MPC’s findings are consistent with CMAP’s assessment of the magnitude of service cuts required if the General Assembly fails to address the fiscal cliff. CMAP’s Plan of Action for Regional Transit briefing book (pg. 46) notes:
An order-of-magnitude estimate of the kinds of large changes that would be necessary to achieve a 40 percent reduction in service include, together:
• Stopping all service on the CTA’s Yellow, Purple, Green, and Brown Lines; and
• Stopping all service on Metra’s Heritage Corridor, North Central Service, Southwest Service, the Milwaukee District North and West, and UP West Lines; and
• Eliminating nearly 90 CTA bus routes and more than 70 Pace bus routes.
MPC again stresses that this methodology is necessarily less nuanced than what the service boards would use if forced to make deep service cuts in 2026. MPC assumed, for example, that service on any portion of a Pace bus route counted as service on a whole route, a simplifying assumption that the service boards would not make when cutting routes. Likewise, the service boards surely have more refined cost-of-service information than MPC’s assumption that a service board’s bus or rail service has a uniform cost per mile of vehicle service on every route at every time of day.
Nevertheless, MPC believes that the service cut scenarios visualized in the StoryMaps linked above give a reasonable preview of the magnitude of the route cuts that would be required if the service boards must deal with the fiscal cliff with their existing resources once COVID relief funding runs out. These service cuts across the three service boards add up to:
- Elimination of 83 Pace routes carrying approximately 58,024 weekly riders and 61 CTA bus routes carrying approximately 331,000 weekly riders currently.
- Elimination of CTA’s Yellow, Purple, Green, and Brown Lines, which together carry approximately 300,000 riders weekly.
- Elimination of six Metra lines carrying approximately 236,152 monthly riders.
- Approximately 1,862,000 people losing convenient access to suburban bus and 2,137,150 people losing access to bus routes in the city.

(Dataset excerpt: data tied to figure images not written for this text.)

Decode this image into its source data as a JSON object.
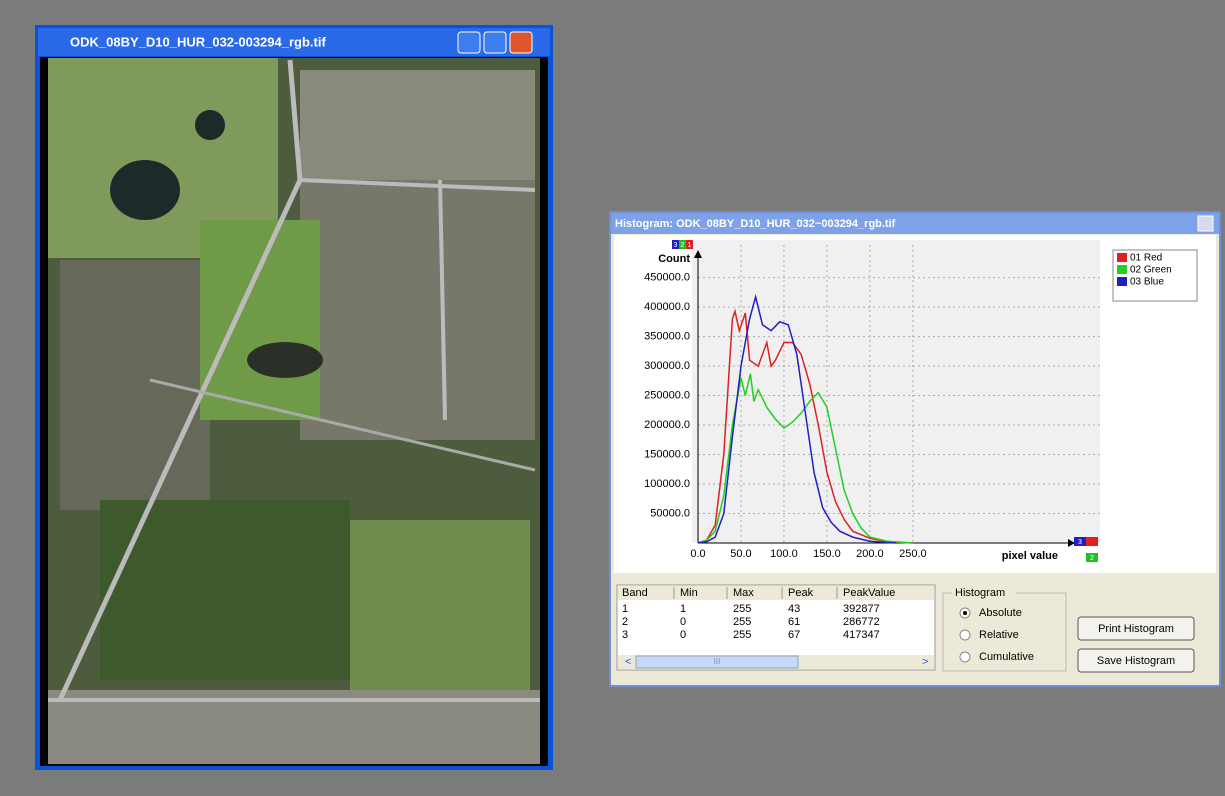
{
  "image_window": {
    "title": "ODK_08BY_D10_HUR_032-003294_rgb.tif"
  },
  "histogram_window": {
    "title": "Histogram: ODK_08BY_D10_HUR_032~003294_rgb.tif"
  },
  "band_icons": [
    "3",
    "2",
    "1"
  ],
  "chart_data": {
    "type": "line",
    "y_label": "Count",
    "x_label": "pixel value",
    "xlim": [
      0,
      420
    ],
    "ylim": [
      0,
      490000
    ],
    "xticks": [
      {
        "value": 0,
        "label": "0.0"
      },
      {
        "value": 50,
        "label": "50.0"
      },
      {
        "value": 100,
        "label": "100.0"
      },
      {
        "value": 150,
        "label": "150.0"
      },
      {
        "value": 200,
        "label": "200.0"
      },
      {
        "value": 250,
        "label": "250.0"
      }
    ],
    "yticks": [
      {
        "value": 50000,
        "label": "50000.0"
      },
      {
        "value": 100000,
        "label": "100000.0"
      },
      {
        "value": 150000,
        "label": "150000.0"
      },
      {
        "value": 200000,
        "label": "200000.0"
      },
      {
        "value": 250000,
        "label": "250000.0"
      },
      {
        "value": 300000,
        "label": "300000.0"
      },
      {
        "value": 350000,
        "label": "350000.0"
      },
      {
        "value": 400000,
        "label": "400000.0"
      },
      {
        "value": 450000,
        "label": "450000.0"
      }
    ],
    "grid": true,
    "legend": "top-right",
    "series": [
      {
        "name": "01 Red",
        "color": "#e02020",
        "x": [
          0,
          10,
          20,
          30,
          40,
          43,
          48,
          55,
          60,
          70,
          80,
          85,
          90,
          100,
          110,
          120,
          130,
          140,
          150,
          160,
          170,
          180,
          200,
          220,
          250
        ],
        "values": [
          0,
          5000,
          30000,
          150000,
          380000,
          392877,
          360000,
          390000,
          310000,
          300000,
          340000,
          300000,
          310000,
          340000,
          340000,
          320000,
          270000,
          200000,
          120000,
          70000,
          40000,
          20000,
          8000,
          2000,
          0
        ]
      },
      {
        "name": "02 Green",
        "color": "#20d020",
        "x": [
          0,
          10,
          20,
          30,
          40,
          50,
          55,
          61,
          65,
          70,
          80,
          90,
          100,
          110,
          120,
          130,
          140,
          150,
          160,
          170,
          180,
          190,
          200,
          220,
          250
        ],
        "values": [
          0,
          5000,
          20000,
          80000,
          200000,
          280000,
          250000,
          286772,
          240000,
          260000,
          230000,
          210000,
          195000,
          205000,
          220000,
          240000,
          255000,
          230000,
          160000,
          90000,
          50000,
          25000,
          10000,
          3000,
          0
        ]
      },
      {
        "name": "03 Blue",
        "color": "#2020c0",
        "x": [
          0,
          10,
          20,
          30,
          40,
          50,
          60,
          67,
          75,
          85,
          95,
          105,
          115,
          125,
          135,
          145,
          155,
          165,
          180,
          200,
          230
        ],
        "values": [
          0,
          2000,
          10000,
          50000,
          180000,
          300000,
          380000,
          417347,
          370000,
          360000,
          375000,
          370000,
          320000,
          220000,
          120000,
          60000,
          35000,
          20000,
          10000,
          3000,
          0
        ]
      }
    ]
  },
  "table": {
    "columns": [
      "Band",
      "Min",
      "Max",
      "Peak",
      "PeakValue"
    ],
    "rows": [
      [
        1,
        1,
        255,
        43,
        392877
      ],
      [
        2,
        0,
        255,
        61,
        286772
      ],
      [
        3,
        0,
        255,
        67,
        417347
      ]
    ],
    "scroll_label": "III"
  },
  "histogram_mode": {
    "title": "Histogram",
    "options": [
      "Absolute",
      "Relative",
      "Cumulative"
    ],
    "selected": 0
  },
  "buttons": [
    "Print Histogram",
    "Save Histogram"
  ]
}
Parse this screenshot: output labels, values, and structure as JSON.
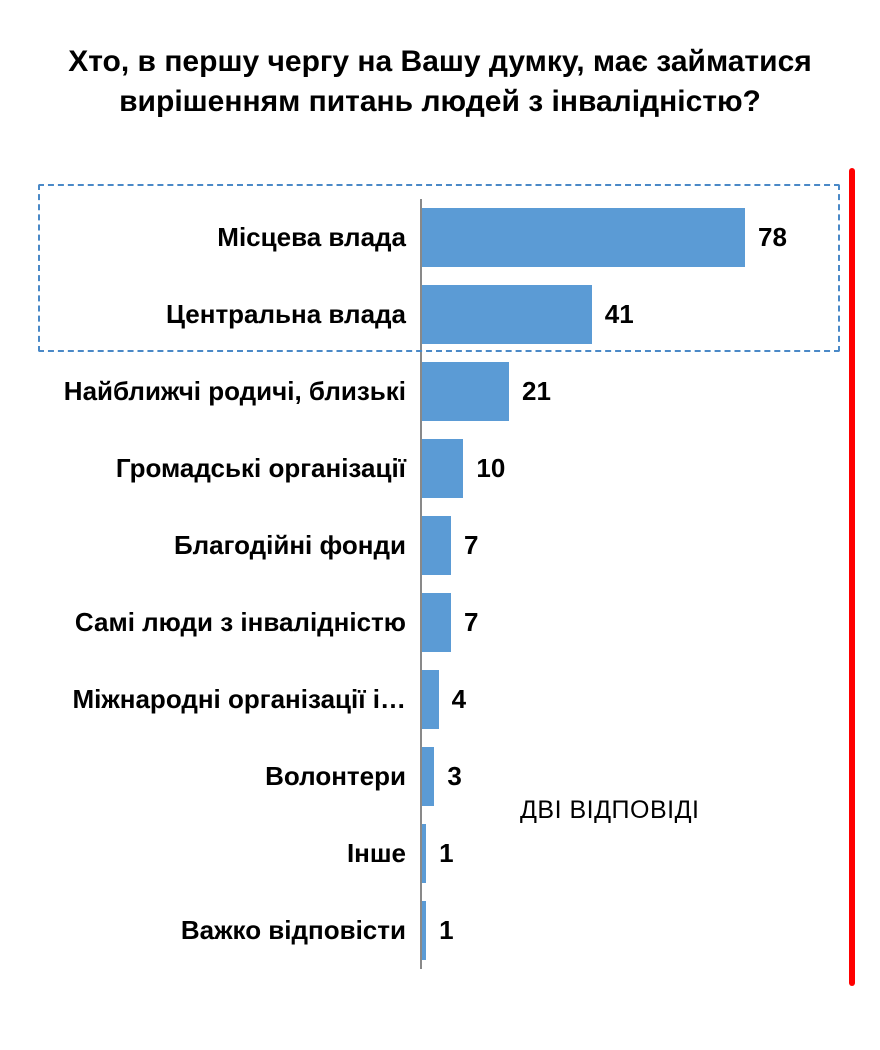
{
  "chart_data": {
    "type": "bar",
    "orientation": "horizontal",
    "title": "Хто, в першу чергу на Вашу думку, має займатися вирішенням питань людей з інвалідністю?",
    "categories": [
      "Місцева влада",
      "Центральна влада",
      "Найближчі родичі, близькі",
      "Громадські організації",
      "Благодійні фонди",
      "Самі люди з інвалідністю",
      "Міжнародні організації і…",
      "Волонтери",
      "Інше",
      "Важко відповісти"
    ],
    "values": [
      78,
      41,
      21,
      10,
      7,
      7,
      4,
      3,
      1,
      1
    ],
    "xlim": [
      0,
      78
    ],
    "data_labels": true,
    "grid": false,
    "legend": false,
    "bar_color": "#5b9bd5",
    "axis_color": "#898989",
    "annotation": "ДВІ ВІДПОВІДІ",
    "highlight": {
      "rows": [
        0,
        1
      ],
      "border_color": "#4a89c7",
      "style": "dashed"
    },
    "accent_line_color": "#ff0000"
  }
}
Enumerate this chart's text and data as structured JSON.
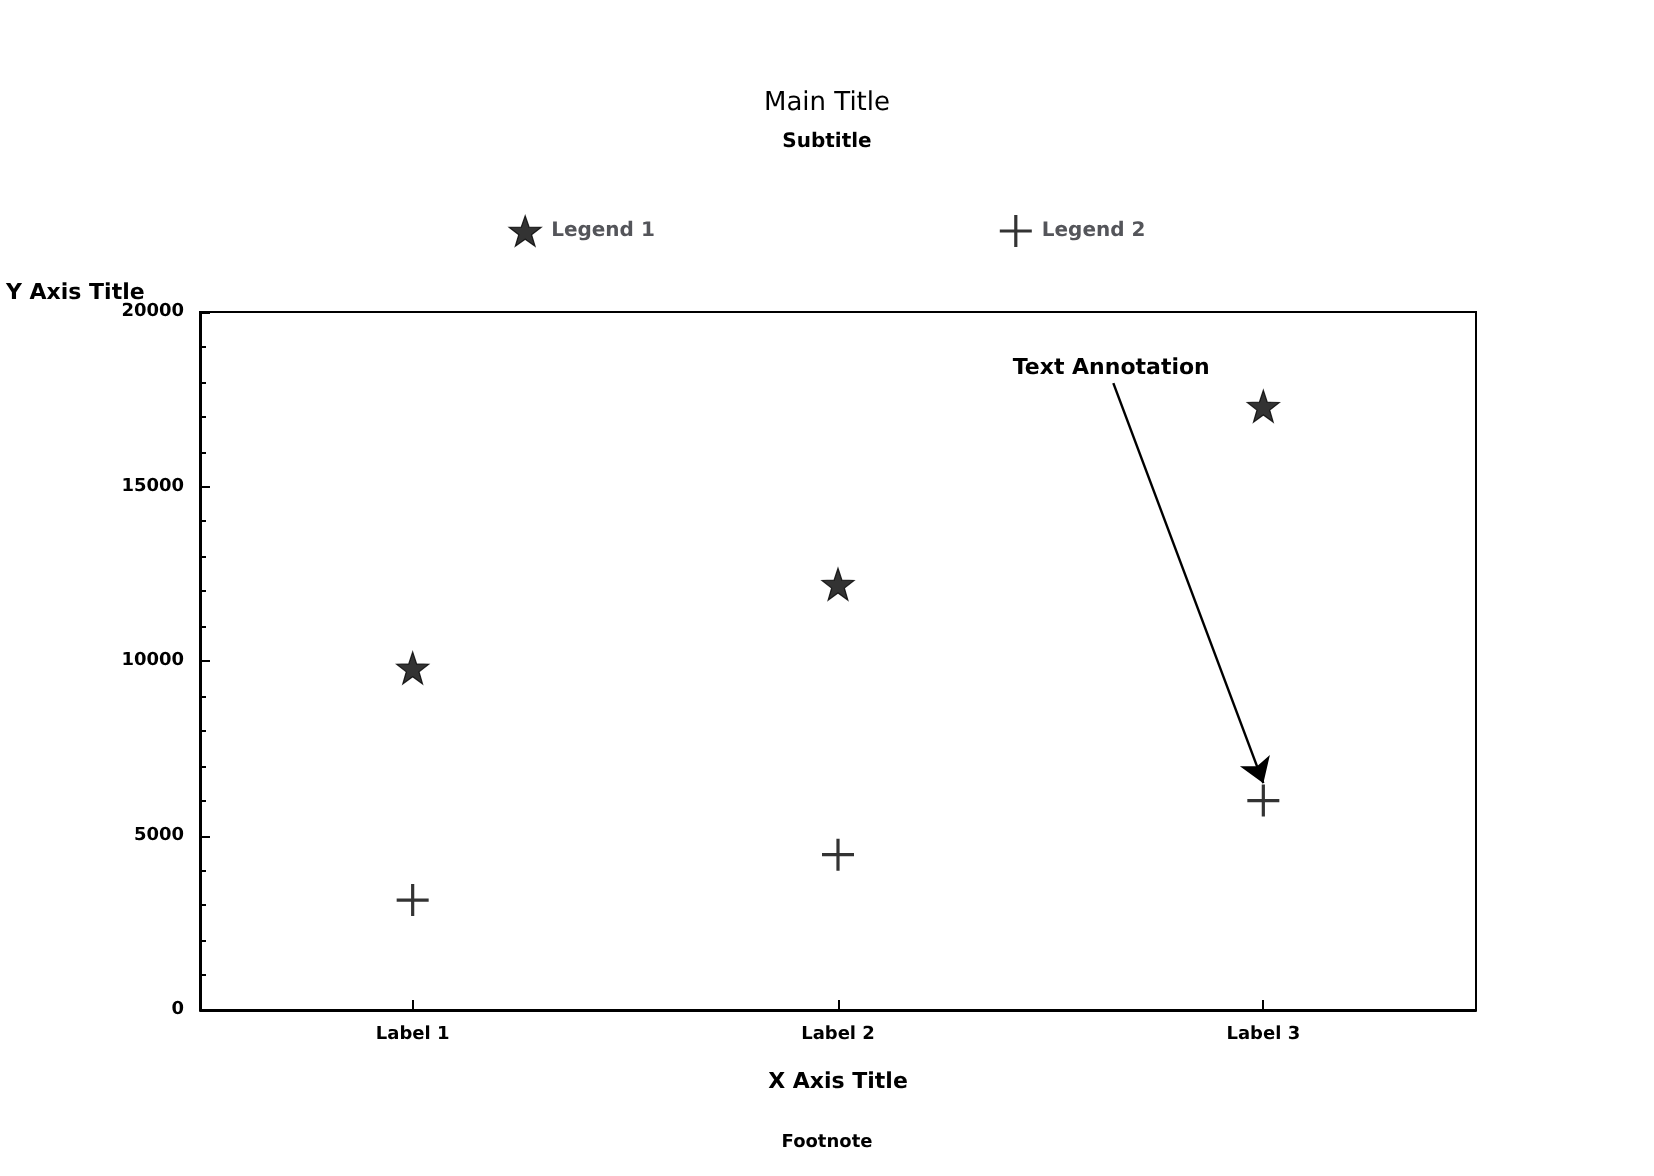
{
  "chart_data": {
    "type": "scatter",
    "title": "Main Title",
    "subtitle": "Subtitle",
    "xlabel": "X Axis Title",
    "ylabel": "Y Axis Title",
    "categories": [
      "Label 1",
      "Label 2",
      "Label 3"
    ],
    "series": [
      {
        "name": "Legend 1",
        "color": "#000000",
        "marker": "star",
        "values": [
          9800,
          12200,
          17300
        ]
      },
      {
        "name": "Legend 2",
        "color": "#000000",
        "marker": "cross",
        "values": [
          3150,
          4450,
          6000
        ]
      }
    ],
    "ylim": [
      0,
      20000
    ],
    "yticks": [
      0,
      5000,
      10000,
      15000,
      20000
    ],
    "grid": false,
    "legend": "top",
    "annotations": [
      {
        "text": "Text Annotation",
        "x": "Label 3",
        "y": 6500
      },
      "Footnote"
    ]
  }
}
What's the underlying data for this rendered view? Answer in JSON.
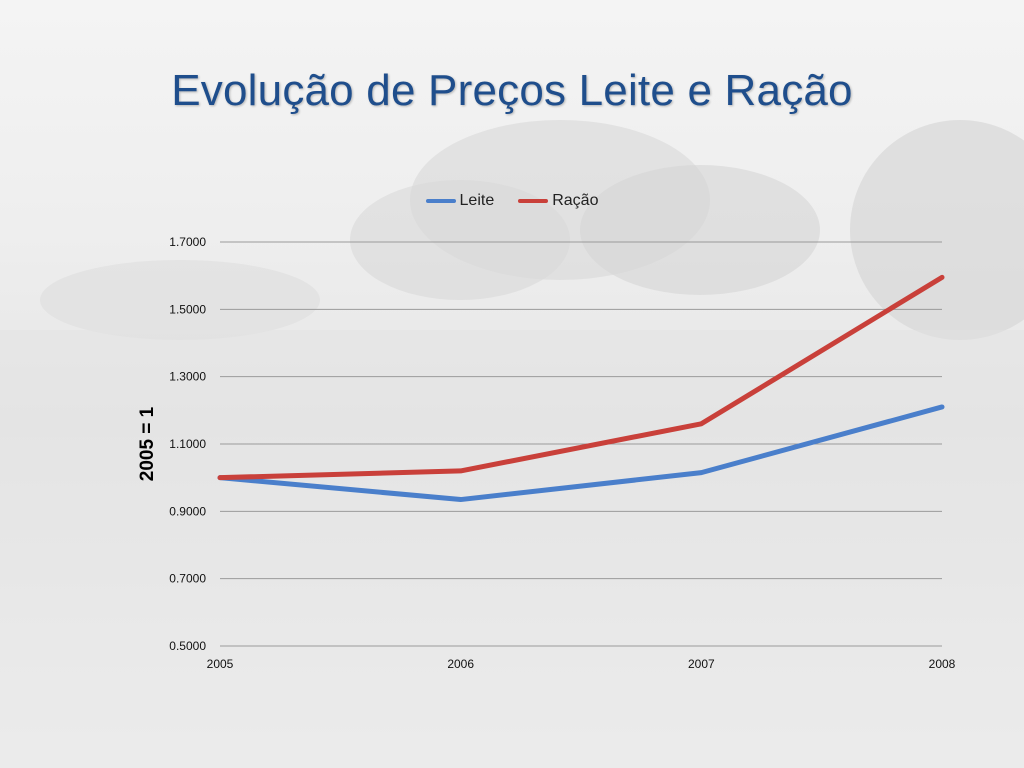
{
  "slide": {
    "title": "Evolução de Preços Leite e Ração"
  },
  "chart_data": {
    "type": "line",
    "title": "Evolução de Preços Leite e Ração",
    "xlabel": "",
    "ylabel": "2005 = 1",
    "x": [
      "2005",
      "2006",
      "2007",
      "2008"
    ],
    "y_ticks": [
      "0.5000",
      "0.7000",
      "0.9000",
      "1.1000",
      "1.3000",
      "1.5000",
      "1.7000"
    ],
    "ylim": [
      0.5,
      1.7
    ],
    "grid": true,
    "legend_position": "top",
    "series": [
      {
        "name": "Leite",
        "color": "#4a7fcb",
        "values": [
          1.0,
          0.935,
          1.015,
          1.21
        ]
      },
      {
        "name": "Ração",
        "color": "#c9403a",
        "values": [
          1.0,
          1.02,
          1.16,
          1.595
        ]
      }
    ]
  }
}
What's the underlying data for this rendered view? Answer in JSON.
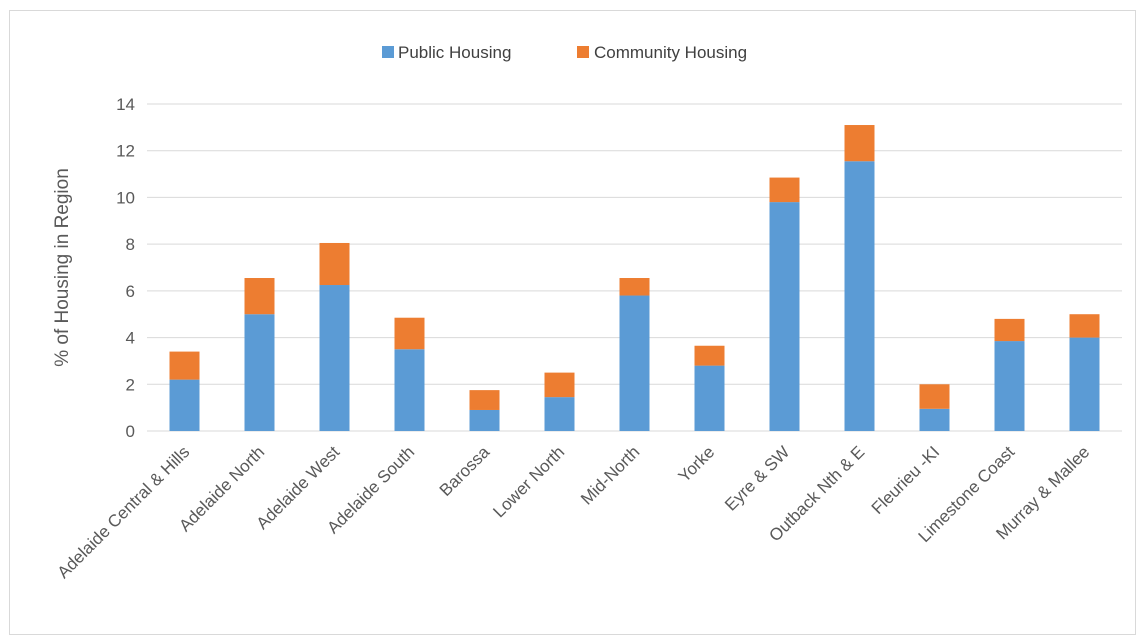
{
  "chart_data": {
    "type": "bar",
    "stacked": true,
    "title": "",
    "xlabel": "",
    "ylabel": "% of Housing in Region",
    "ylim": [
      0,
      14
    ],
    "yticks": [
      0,
      2,
      4,
      6,
      8,
      10,
      12,
      14
    ],
    "grid": true,
    "legend_position": "top-center",
    "categories": [
      "Adelaide Central & Hills",
      "Adelaide North",
      "Adelaide West",
      "Adelaide South",
      "Barossa",
      "Lower North",
      "Mid-North",
      "Yorke",
      "Eyre & SW",
      "Outback Nth & E",
      "Fleurieu -KI",
      "Limestone Coast",
      "Murray & Mallee"
    ],
    "series": [
      {
        "name": "Public Housing",
        "color": "#5b9bd5",
        "values": [
          2.2,
          5.0,
          6.25,
          3.5,
          0.9,
          1.45,
          5.8,
          2.8,
          9.8,
          11.55,
          0.95,
          3.85,
          4.0
        ]
      },
      {
        "name": "Community Housing",
        "color": "#ed7d31",
        "values": [
          1.2,
          1.55,
          1.8,
          1.35,
          0.85,
          1.05,
          0.75,
          0.85,
          1.05,
          1.55,
          1.05,
          0.95,
          1.0
        ]
      }
    ]
  }
}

- Approximately 41 higher education institutions losing convenient access to bus or rail transit service
- Approximately 568,520 older adults in the region risk loss of their right to receive ADA paratransit service because of the elimination of bus routes in the vicinity of their residences
Conclusion
As shown above, closing the looming transit funding gap through elimination of the least productive bus and rail routes until 40 percent of transit service is cut will be devastating. The region’s transit system will be a shadow of its current self and transit will not be an affordable and environmentally friendly travel option. As previous studies have demonstrated, such transit service reductions will have big negative impacts on the region’s economy, environment, and equity.